Esa misma semana, Pablo escribió a su madre, diciéndole:

El Sr. Allison siempre se ha opuesto a la obra exclusivamente indígena. Pero cuando organizamos la iglesia en Cantel, el jueves pasado, con cien miem­bros fundadores, el carácter del indígena le impre­sionó tanto, que habló con fervor acerca de la nueva iglesia; y se llevó como recuerdo la pluma con la que se había firmado el pacto.
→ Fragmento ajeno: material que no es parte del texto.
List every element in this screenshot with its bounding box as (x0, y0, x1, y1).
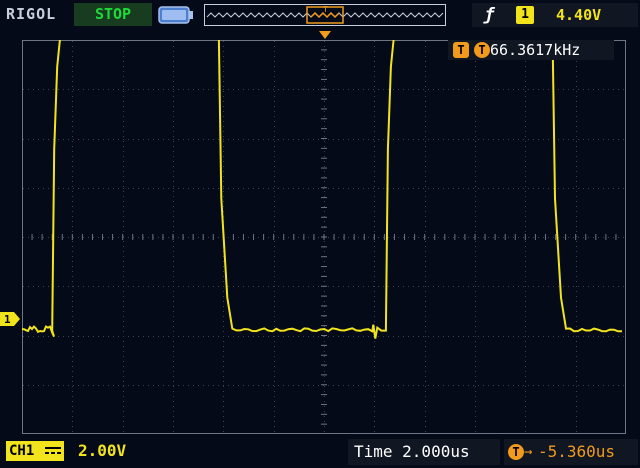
trigger-offset-icon: T (508, 444, 524, 460)
dc-coupling-icon (45, 447, 61, 454)
memory-trigger-mark: T (323, 5, 328, 14)
rising-edge-icon: ƒ (484, 5, 495, 25)
trigger-offset-value: -5.360us (538, 442, 616, 461)
arrow-right-icon: → (524, 444, 533, 460)
frequency-readout: T T 66.3617kHz (448, 40, 614, 60)
trigger-info-icon: T (453, 42, 469, 58)
trigger-source-badge: 1 (516, 6, 534, 24)
trigger-offset-readout[interactable]: T → -5.360us (504, 439, 638, 465)
frequency-value: 66.3617kHz (490, 41, 581, 59)
bottom-status-bar: CH1 2.00V Time 2.000us T → -5.360us (0, 436, 640, 468)
memory-overview-wave: T (206, 5, 444, 24)
top-status-bar: RIGOL STOP T ƒ 1 4.40V (0, 0, 640, 30)
ch1-volts-per-div[interactable]: 2.00V (78, 441, 126, 461)
ch1-offset-marker[interactable]: 1 (0, 312, 22, 326)
waveform-display[interactable] (22, 40, 626, 434)
brand-logo: RIGOL (6, 5, 57, 23)
run-stop-indicator[interactable]: STOP (74, 3, 152, 26)
trigger-position-marker[interactable] (318, 30, 332, 40)
ch1-channel-badge[interactable]: CH1 (6, 441, 64, 461)
timebase-value: Time 2.000us (354, 442, 470, 461)
frequency-counter-icon: T (474, 42, 490, 58)
memory-depth-icon (158, 6, 193, 24)
ch1-label: CH1 (9, 443, 35, 459)
ch1-marker-label: 1 (4, 313, 11, 326)
timebase-readout[interactable]: Time 2.000us (348, 439, 500, 465)
ch1-waveform (22, 40, 622, 339)
ch1-trace-layer (22, 40, 622, 339)
trigger-level: 4.40V (556, 6, 602, 24)
trigger-settings[interactable]: ƒ 1 4.40V (472, 3, 638, 27)
waveform-memory-overview[interactable]: T (204, 4, 446, 26)
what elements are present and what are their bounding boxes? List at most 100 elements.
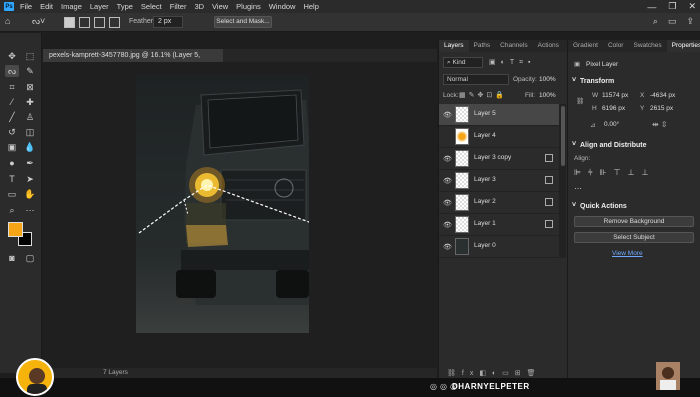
marquee-tool-icon[interactable]: ⬚ bbox=[23, 50, 37, 62]
eyedropper-tool-icon[interactable]: ⁄ bbox=[5, 96, 19, 108]
menu-3d[interactable]: 3D bbox=[194, 2, 204, 11]
gradient-tool-icon[interactable]: ▣ bbox=[5, 141, 19, 153]
layer-name[interactable]: Layer 3 bbox=[474, 176, 496, 183]
zoom-tool-icon[interactable]: ⌕ bbox=[5, 204, 19, 216]
subtract-selection-icon[interactable] bbox=[94, 17, 105, 28]
minimize-icon[interactable]: — bbox=[647, 2, 656, 12]
layer-name[interactable]: Layer 5 bbox=[474, 110, 496, 117]
home-icon[interactable]: ⌂ bbox=[5, 16, 17, 28]
layer-footer-icons[interactable]: ⛓fx◧◐▭⊞🗑 bbox=[447, 369, 542, 377]
pen-tool-icon[interactable]: ✒ bbox=[23, 157, 37, 169]
move-tool-icon[interactable]: ✥ bbox=[5, 50, 19, 62]
chevron-down-icon[interactable]: ˅ bbox=[572, 77, 576, 84]
view-more-link[interactable]: View More bbox=[612, 250, 643, 257]
menu-window[interactable]: Window bbox=[269, 2, 296, 11]
add-selection-icon[interactable] bbox=[79, 17, 90, 28]
share-icon[interactable]: ⇪ bbox=[686, 16, 694, 27]
layer-name[interactable]: Layer 0 bbox=[474, 242, 496, 249]
tab-swatches[interactable]: Swatches bbox=[628, 40, 666, 52]
tab-layers[interactable]: Layers bbox=[439, 40, 469, 52]
workspace-icon[interactable]: ▭ bbox=[668, 16, 677, 27]
new-selection-icon[interactable] bbox=[64, 17, 75, 28]
layer-row[interactable]: 👁 Layer 3 bbox=[439, 170, 559, 192]
lasso-preset-icon[interactable]: ᔓ˅ bbox=[32, 16, 50, 28]
layer-row[interactable]: 👁 Layer 1 bbox=[439, 214, 559, 236]
width-value[interactable]: 11574 px bbox=[602, 92, 628, 99]
layers-scrollbar[interactable] bbox=[559, 104, 566, 258]
history-brush-icon[interactable]: ↺ bbox=[5, 126, 19, 138]
more-options-icon[interactable]: ⋯ bbox=[574, 184, 582, 193]
frame-tool-icon[interactable]: ⊠ bbox=[23, 81, 37, 93]
menu-plugins[interactable]: Plugins bbox=[236, 2, 261, 11]
menu-filter[interactable]: Filter bbox=[170, 2, 187, 11]
document-canvas-image[interactable] bbox=[136, 75, 309, 333]
tab-channels[interactable]: Channels bbox=[495, 40, 532, 52]
remove-background-button[interactable]: Remove Background bbox=[574, 216, 694, 227]
layer-row[interactable]: 👁 Layer 5 bbox=[439, 104, 559, 126]
layer-row[interactable]: 👁 Layer 0 bbox=[439, 236, 559, 258]
layer-filter-select[interactable]: ⌕ Kind bbox=[443, 57, 483, 68]
link-icon[interactable]: ⛓ bbox=[576, 97, 584, 105]
intersect-selection-icon[interactable] bbox=[109, 17, 120, 28]
more-tools-icon[interactable]: ⋯ bbox=[23, 204, 37, 216]
tab-actions[interactable]: Actions bbox=[533, 40, 564, 52]
menu-edit[interactable]: Edit bbox=[40, 2, 53, 11]
chevron-down-icon[interactable]: ˅ bbox=[572, 202, 576, 209]
eye-icon[interactable]: 👁 bbox=[443, 243, 452, 251]
tab-paths[interactable]: Paths bbox=[469, 40, 496, 52]
stamp-tool-icon[interactable]: ♙ bbox=[23, 111, 37, 123]
layer-name[interactable]: Layer 4 bbox=[474, 132, 496, 139]
layer-row[interactable]: 👁 Layer 2 bbox=[439, 192, 559, 214]
restore-icon[interactable]: ❐ bbox=[668, 1, 676, 12]
eye-icon[interactable]: 👁 bbox=[443, 199, 452, 207]
eye-icon[interactable]: 👁 bbox=[443, 155, 452, 163]
opacity-value[interactable]: 100% bbox=[539, 76, 556, 83]
height-value[interactable]: 6196 px bbox=[602, 105, 625, 112]
dodge-tool-icon[interactable]: ● bbox=[5, 157, 19, 169]
angle-value[interactable]: 0.00° bbox=[604, 121, 619, 128]
tab-color[interactable]: Color bbox=[603, 40, 629, 52]
menu-view[interactable]: View bbox=[212, 2, 228, 11]
tab-gradient[interactable]: Gradient bbox=[568, 40, 603, 52]
layer-name[interactable]: Layer 1 bbox=[474, 220, 496, 227]
document-tab[interactable]: pexels-kamprett-3457780.jpg @ 16.1% (Lay… bbox=[43, 49, 223, 72]
y-value[interactable]: 2615 px bbox=[650, 105, 673, 112]
hand-tool-icon[interactable]: ✋ bbox=[23, 188, 37, 200]
close-icon[interactable]: ✕ bbox=[688, 1, 696, 12]
menu-select[interactable]: Select bbox=[141, 2, 162, 11]
search-icon[interactable]: ⌕ bbox=[653, 16, 658, 27]
feather-input[interactable]: 2 px bbox=[153, 16, 183, 28]
select-and-mask-button[interactable]: Select and Mask... bbox=[214, 16, 272, 28]
x-value[interactable]: -4634 px bbox=[650, 92, 675, 99]
chevron-down-icon[interactable]: ˅ bbox=[572, 141, 576, 148]
layer-row[interactable]: 👁 Layer 3 copy bbox=[439, 148, 559, 170]
tab-properties[interactable]: Properties bbox=[666, 40, 700, 52]
screen-mode-icon[interactable]: ▢ bbox=[23, 252, 37, 264]
flip-icons[interactable]: ⇹ ⇳ bbox=[652, 120, 668, 129]
crop-tool-icon[interactable]: ⌗ bbox=[5, 81, 19, 93]
menu-type[interactable]: Type bbox=[117, 2, 133, 11]
foreground-color-swatch[interactable] bbox=[8, 222, 23, 237]
type-tool-icon[interactable]: T bbox=[5, 173, 19, 185]
menu-layer[interactable]: Layer bbox=[90, 2, 109, 11]
fill-value[interactable]: 100% bbox=[539, 92, 556, 99]
align-icons[interactable]: ⊫⫩⊪⊤⊥⊥ bbox=[574, 168, 655, 178]
eye-icon[interactable]: 👁 bbox=[443, 177, 452, 185]
layer-name[interactable]: Layer 2 bbox=[474, 198, 496, 205]
photoshop-logo-icon[interactable]: Ps bbox=[4, 2, 14, 11]
shape-tool-icon[interactable]: ▭ bbox=[5, 188, 19, 200]
layer-row[interactable]: Layer 4 bbox=[439, 126, 559, 148]
quick-mask-icon[interactable]: ◙ bbox=[5, 252, 19, 264]
menu-image[interactable]: Image bbox=[61, 2, 82, 11]
lasso-tool-icon[interactable]: ᔓ bbox=[5, 65, 19, 77]
eraser-tool-icon[interactable]: ◫ bbox=[23, 126, 37, 138]
brush-tool-icon[interactable]: ╱ bbox=[5, 111, 19, 123]
layer-name[interactable]: Layer 3 copy bbox=[474, 154, 511, 161]
blur-tool-icon[interactable]: 💧 bbox=[23, 141, 37, 153]
lock-icons[interactable]: ▦✎✥⊡🔒 bbox=[459, 91, 507, 99]
path-select-tool-icon[interactable]: ➤ bbox=[23, 173, 37, 185]
eye-icon[interactable]: 👁 bbox=[443, 221, 452, 229]
eye-icon[interactable]: 👁 bbox=[443, 111, 452, 119]
filter-icons[interactable]: ▣◐T⌗▪ bbox=[489, 58, 536, 67]
select-subject-button[interactable]: Select Subject bbox=[574, 232, 694, 243]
Pablo estaba muy seguro de que Dios lo había llamado a trabajar entre los naturales. Su meta era evangelizar a la tribu entera y traducir la Biblia al idioma de ellos. ¿Lograría llegar a esa meta? ¿Se lo permitiría la Junta de Misiones de Nueva York? Probablemente no estarían de acuerdo con que abandonara la obra hispana. Y aunque se lo permitieran, ¿le daría Dios suficientes años de vida? Ya tenía treinta y tres. A esa edad había fallecido su padre. A esa edad había muerto también su Maestro divino. ¿Moriría él también? ¿Le permi­tiría Dios cumplir su vocación y evangelizar a toda la tribu quiché?